The ruling could have huge implications for the Bitcoin as it enters into the world of regulated currencies. The article explains there are a few possible outcomes:
- Ruling could apply VAT on Bitcoin Exchanges – In this case, customers would face a tax on the purchase of Bitcoins, thus hurting the competitiveness of European exchanges. The fear is that consumers would turn to exchanges outside of Europe that don’t have these regulations in place.
- Ruling could apply VAT on the Bitcoin itself – It’s possible the court could decide to further investigate the industry, leading to questions regarding the taxable nature of Bitcoin itself. If a ruling decides to tax the currency, holders would be subject to filing forms related to buying and selling Bitcoin (invoices, tax forms etc.)

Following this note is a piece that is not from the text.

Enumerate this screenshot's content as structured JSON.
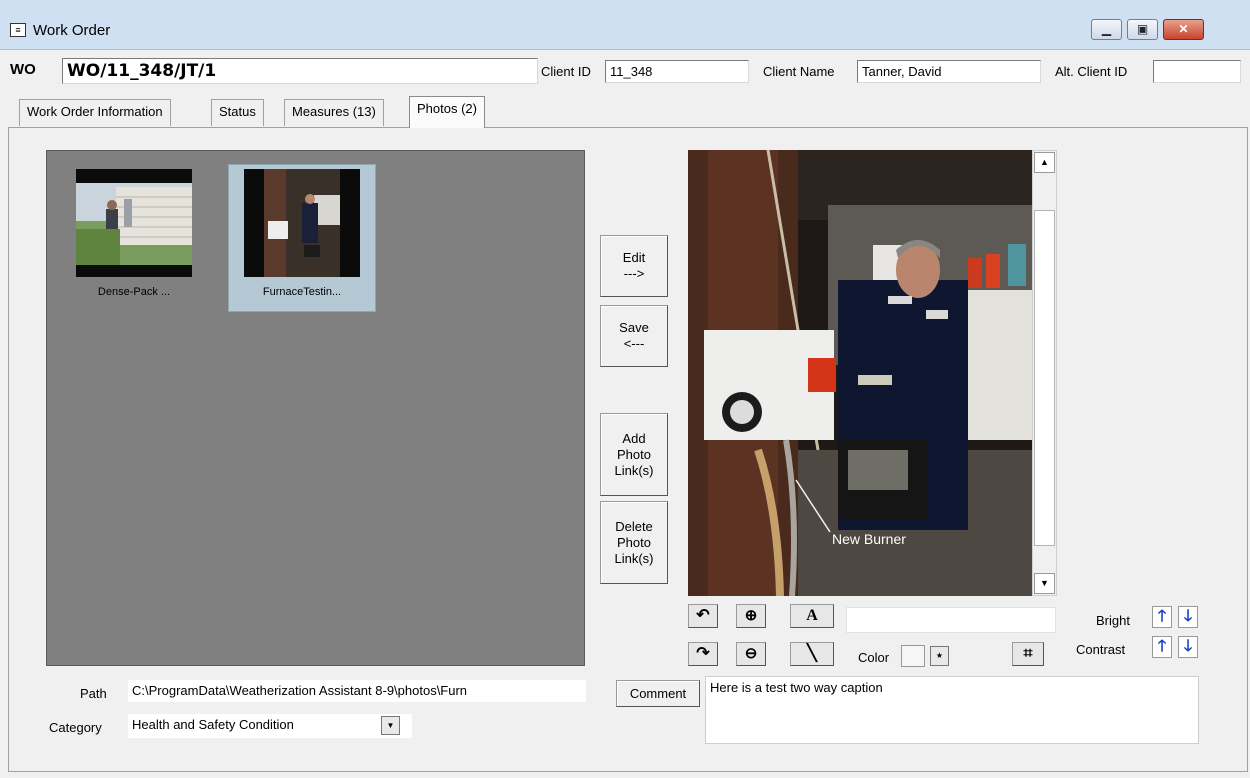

- Ruling could exempt Bitcoin from VAT – In the most beneficial outcome to Bitcoin proponents, the court could determine the digital currency to be a “pure payment system.” This would put Bitcoin on the same level as fiat currencies.
According to Reuters, the legal advisor to the European Court of Justice recommended that Bitcoin be exempted from VAT. This was stated earlier this summer, and oftentimes the court follows recommendations. While this brought optimism from the Bitcoin community, this case highlights the struggle for Bitcoin to gain acceptance as a widespread currency.
Currently, there is no general consensus on how Bitcoin and its trading should be treated. The United States has declared Bitcoin transactions taxable as capital gains. Australia has ruled transactions as liable to its tax goods and services. The United Kingdom has declared Bitcoin exempt from VAT. The court’s decision could affect how other nations treat Bitcoin in the future, particularly those that haven’t made such rulings.